The cost would actually increase about $50 per AF for each $0.01 per kilowatt-hour, he says, "so the published rates would increase your proposed water costs by at least several hundred dollars per acre-foot," the letter states.
Luster asked Poseidon to supply a copy of its contract with AES, which it has refused to do in the past when asked by the City of Huntington Beach, along with a sample electrical bill to help clarify how it arrived at its unlikely cost estimate.
The letter also challenges Poseidon's assertion that environmental damage mitigation already take by the AES power plant is sufficient because the desal plant would be using the same water intake system and would not create additional environmental stress.
The AES mitigation was limited, Luster replied in his letter, to a smaller water flow coming from two of four generating units at the power plant, while the desalination plant's water flow would be much higher than has been previously studied. Besides, he added, the AES mitigation was not approved by the Commission because it didn't meet its standards.
Other points made by Luster in his Poseidon letter:
*Poseidon's own research shows that a subsurface ocean water intake system, favored by environmentalists, would be economically feasible, while creating "fewer adverse environmental impacts" than the company's proposal.
*Poseidon has not provided sufficient information describing or providing "feasible mitigation measures" for the desalination plant's future effects on coastal resources from the estimated 200 - 500 million pounds of carbon dioxide it will emit into the air.
*Nor has Poseidon provided permits to create a 12-mile-long pipeline needed to transport the desalinated water it produces through Huntington Beach and Costa Mesa. In fact, the Voice has learned, Poseidon is currently negotiating franchise agreements with Mesa Consolidated Water and the City of Huntington Beach.
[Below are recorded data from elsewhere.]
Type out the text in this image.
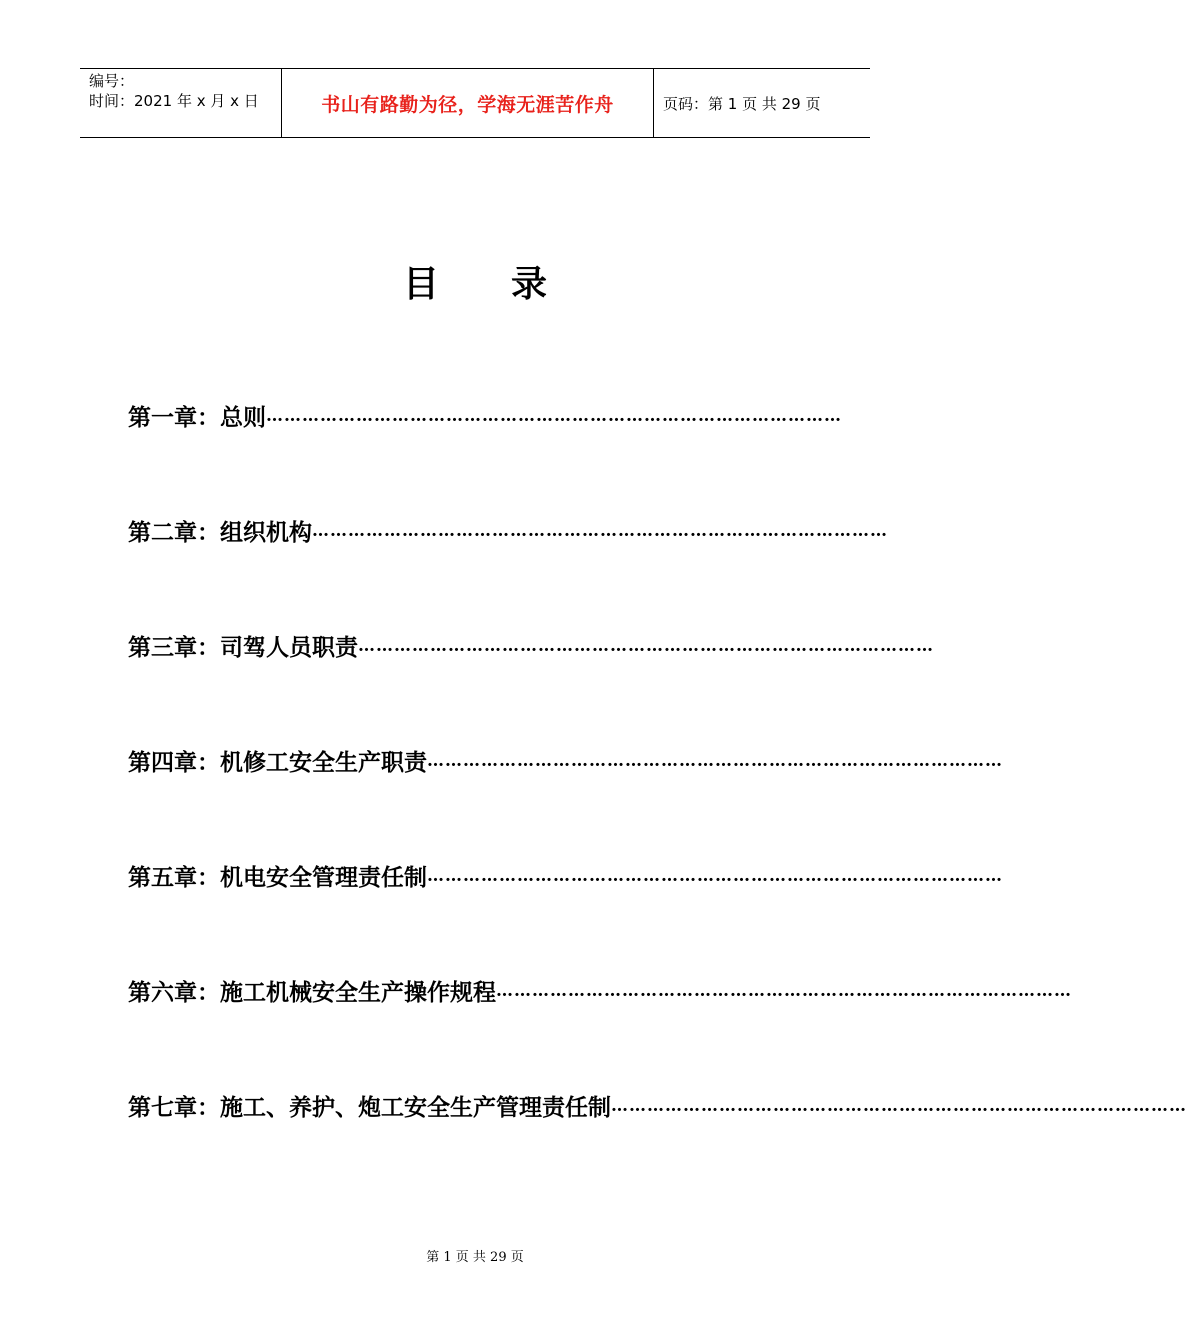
编号：
时间：2021 年 x 月 x 日	书山有路勤为径，学海无涯苦作舟	页码：第 1 页 共 29 页
目录
第一章：总则 ……………………………………………………………………………………
第二章：组织机构 ……………………………………………………………………………………
第三章：司驾人员职责 ……………………………………………………………………………………
第四章：机修工安全生产职责 ……………………………………………………………………………………
第五章：机电安全管理责任制 ……………………………………………………………………………………
第六章：施工机械安全生产操作规程 ……………………………………………………………………………………
第七章：施工、养护、炮工安全生产管理责任制 ……………………………………………………………………………………
第 1 页 共 29 页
Former Costa Mesa mayor Peter Buffa is Poseidon's negotiator and is briefing city council members on a proposed plan to replace a water line in return for permission to use the new one for transporting its water.
HB City Administrator Paul Emery told the Voice that the city is negotiating with Poseidon but that any proposal for the City Council's consideration was "not eminent."
Attempts by the Voice to get a response from Poseidon were no more successful than the Coastal Commission's efforts.
In an e-mail addressed to other Poseidon CEOs but obtained by the Voice, senior Vice President Nicolay Voutchkov wrote, in response to my written questions, "Let me know if you need any support in responding to these questions. We have already addressed them in our last response to the CCC. This guy has an outdated info."
But CEO Andrew Kingman replied that "no reply necessary, John Earl is not a friend and we won't get anywhere with him."